French Open 2017: Andy Murray set for Karen Khachanov test at Roland Garros
|French Open: Murray v Khachanov|
|Venue: Roland Garros, Paris Date: Monday, 5 June|
|Coverage: Listen to online radio commentary and follow text coverage on the BBC Sport website and app.|
World number one Andy Murray will face up-and-coming Russian Karen Khachanov in the fourth round of the French Open at about 11:30 BST on Monday.
Top seed Murray, 30, is trying to reach the last eight in Paris for the sixth time in the past seven years.
Khachanov, 21, is ranked 53rd and plays his first Grand Slam last-16 match after beating American John Isner.
"Mentally I feel pretty good just now," Briton Murray said after beating Juan Martin del Potro in round three.
Having struggled with fitness and form during much of the year, the Scot played superbly to see off the Argentine in straight sets on Saturday.
"After each round, I'm not thinking about winning," he said.
"I didn't come here with the mindset that I'm definitely going to go a long way.
"I was going to try and just get through the first round and hopefully feel better each day. That's been the case so far."
Khachanov poses a new challenge for the Wimbledon champion, and it will be the Russian's first match against any of the very top names in the sport.
He said: "That is what we are looking for, to play on the big arenas like here, centre court, and to play against world number one. I'm really looking forward for it."
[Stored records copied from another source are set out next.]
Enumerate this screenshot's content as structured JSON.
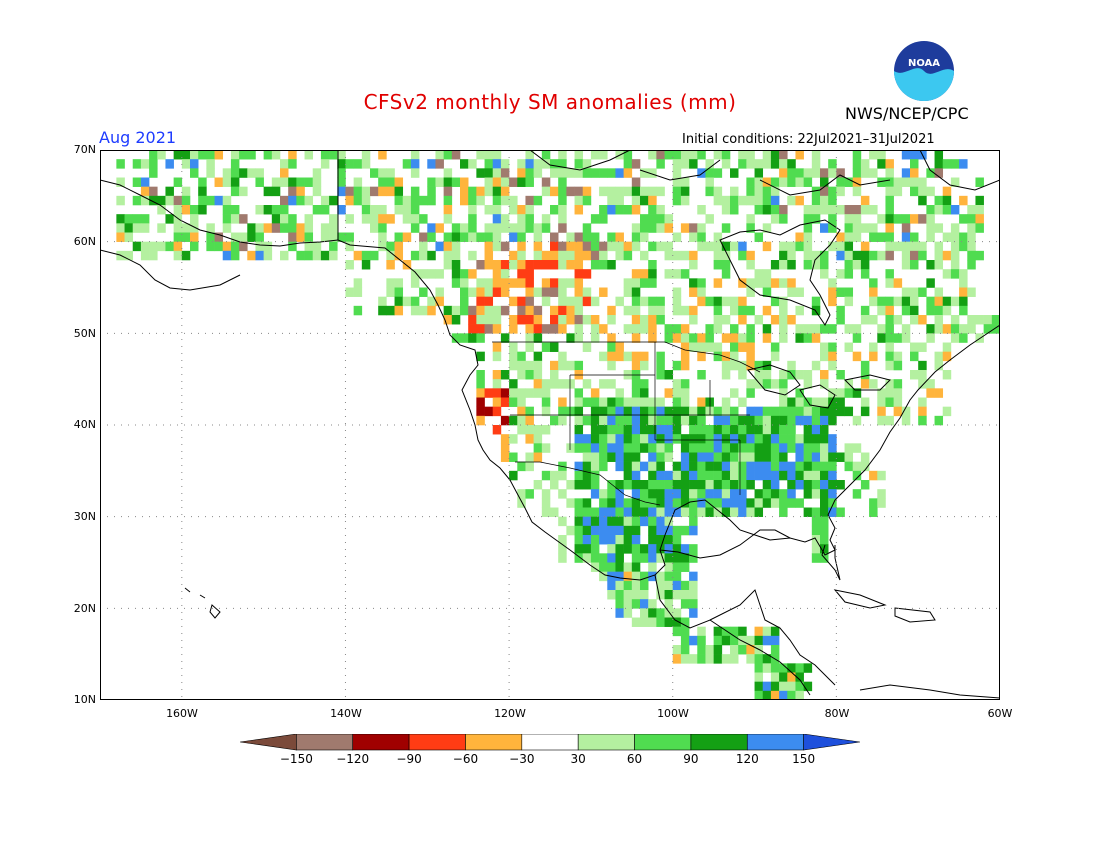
{
  "header": {
    "title": "CFSv2 monthly SM anomalies (mm)",
    "agency": "NWS/NCEP/CPC",
    "logo_text": "NOAA",
    "period": "Aug 2021",
    "initial_conditions": "Initial conditions: 22Jul2021–31Jul2021"
  },
  "map": {
    "projection": "lat-lon",
    "lon_range": [
      -170,
      -60
    ],
    "lat_range": [
      10,
      70
    ],
    "lat_ticks": [
      "70N",
      "60N",
      "50N",
      "40N",
      "30N",
      "20N",
      "10N"
    ],
    "lon_ticks": [
      "160W",
      "140W",
      "120W",
      "100W",
      "80W",
      "60W"
    ],
    "gridlines": "dotted"
  },
  "colorbar": {
    "labels": [
      "−150",
      "−120",
      "−90",
      "−60",
      "−30",
      "30",
      "60",
      "90",
      "120",
      "150"
    ],
    "colors": [
      "#7b4a3a",
      "#a07a6e",
      "#a00000",
      "#ff3c14",
      "#ffb43c",
      "#ffffff",
      "#b4f0a0",
      "#50dc50",
      "#14a014",
      "#3c8cf0",
      "#1e50dc"
    ]
  },
  "regions": [
    {
      "name": "US Southern Plains / Mexico north",
      "anomaly": "wet, 90 to 150+"
    },
    {
      "name": "Central / Southeast US",
      "anomaly": "wet, 60 to 150"
    },
    {
      "name": "Pacific Northwest / California coast",
      "anomaly": "dry, -30 to -120"
    },
    {
      "name": "Western Canada (BC/Alberta)",
      "anomaly": "dry, -30 to -120"
    },
    {
      "name": "Alaska / Northern Canada",
      "anomaly": "mostly near normal to wet"
    }
  ]
}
Khachanov was born in Moscow but has trained in Barcelona for the past three years, during which time he has risen from outside the world's top 400 to become a fixture around the top 50.
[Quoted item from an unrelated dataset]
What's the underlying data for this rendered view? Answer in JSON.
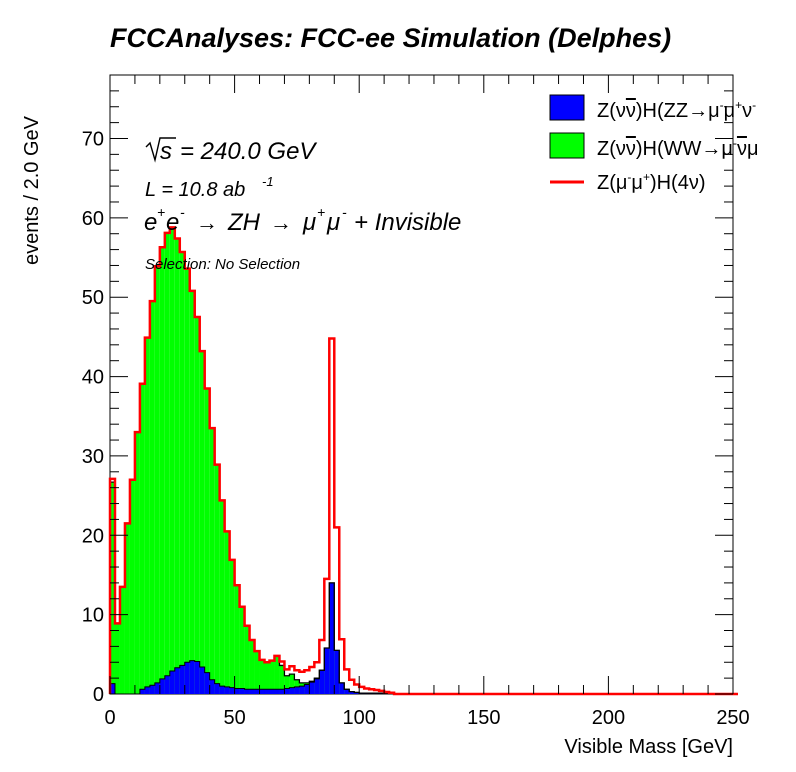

The 6ft 6in right-hander has plenty of power, as he showed in seeing off big-serving Isner in the third round.
That followed his best win to date over 13th seed Tomas Berdych.
"I practised with him before he got on to the tour when he was like 350, and he was really good," said Murray.
"Big, strong guy. Generates a lot of power. He's also got a big serve."
Khachanov has hit 29 aces to Murray's 16 in the tournament, and has spent an hour less on court at just under the eight-hour mark.
Murray will head into the match with a very different mindset, however, following his impressive performance against Del Potro.
"I believe in myself, so even when things aren't going well, I believe I can turn it around," said Murray.
"The five-set format has definitely helped that, so I have maybe not been as anxious going into some of the matches, because I know there is some time to turn it around."